Updated

Looming from the deep, its back a cluster of snake-like humps -- is it England's answer to the Loch Ness Monster?

The terrifying "beast," thought to be up to 50 feet long, was captured on camera by two pals out kayaking on Lake Windermere in northern England. Shocked Tom Pickles and Sarah Harrington told how the mystery creature swept through the still waters at ten miles per hour -- creating a giant wake.

They claimed they watched it for 20 seconds before it vanished into the mist, leaving them to scramble 360 yards to the safety of the bank.

Astonishingly, theirs is the eighth sighting reported in the Lake District in just five years.
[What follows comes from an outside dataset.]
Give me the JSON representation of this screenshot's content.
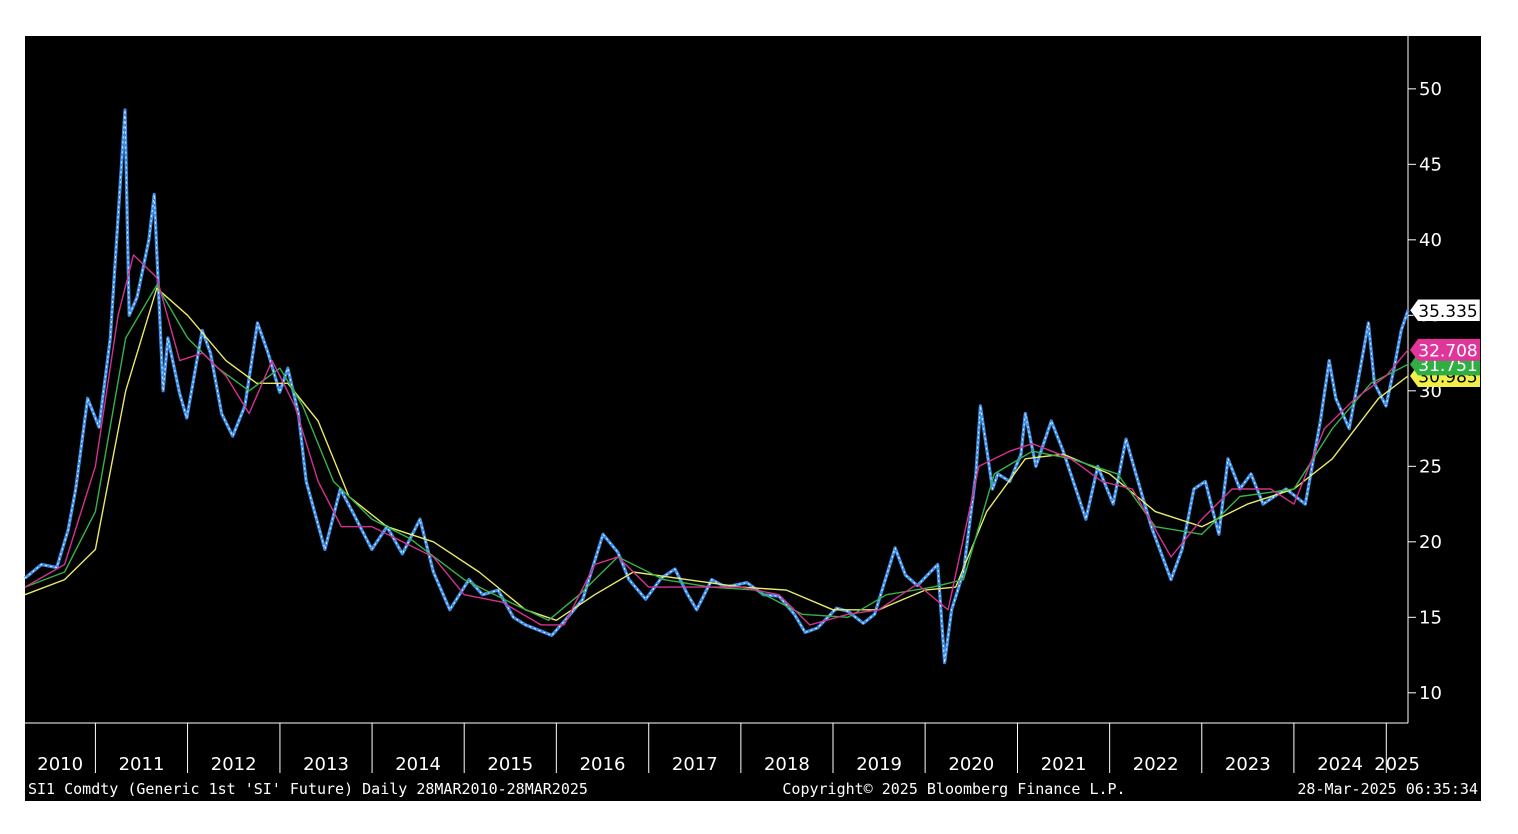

Last night experts hailed the snap (see the picture at The Sun) as the best proof yet that "something" lives in Windermere, which -- at 10.5 miles long and 220 ft deep -- is England's biggest natural lake. And referring to Scotland's own legendary monster of the deep, one lake ecologist told The Sun, "if this thing is as big as they say it was, we're in Loch Ness Monster territory."

Pickles, 24, snapped the creature on his mobile phone while on a team-building exercise with 23-year-old colleague Harrington in Cumbria, a region of northern England

They were near the Lake's Belle Isle when they saw the "monster" 160 ft to the south.

"At first I thought it was a dog, then I saw it was much bigger and moving really fast," Pickles said. "Each hump was moving in a rippling motion. I could tell it was far bigger underwater from the huge shadow around it. Its skin was dark black or browny and like a seal's -- but its shape was not like any animal I've ever seen.

"It looked about the length of three cars. It was petrifying."

"It was like an enormous snake," Harrington said. "It freaked us out. All I could think about was that I had to get off the lake."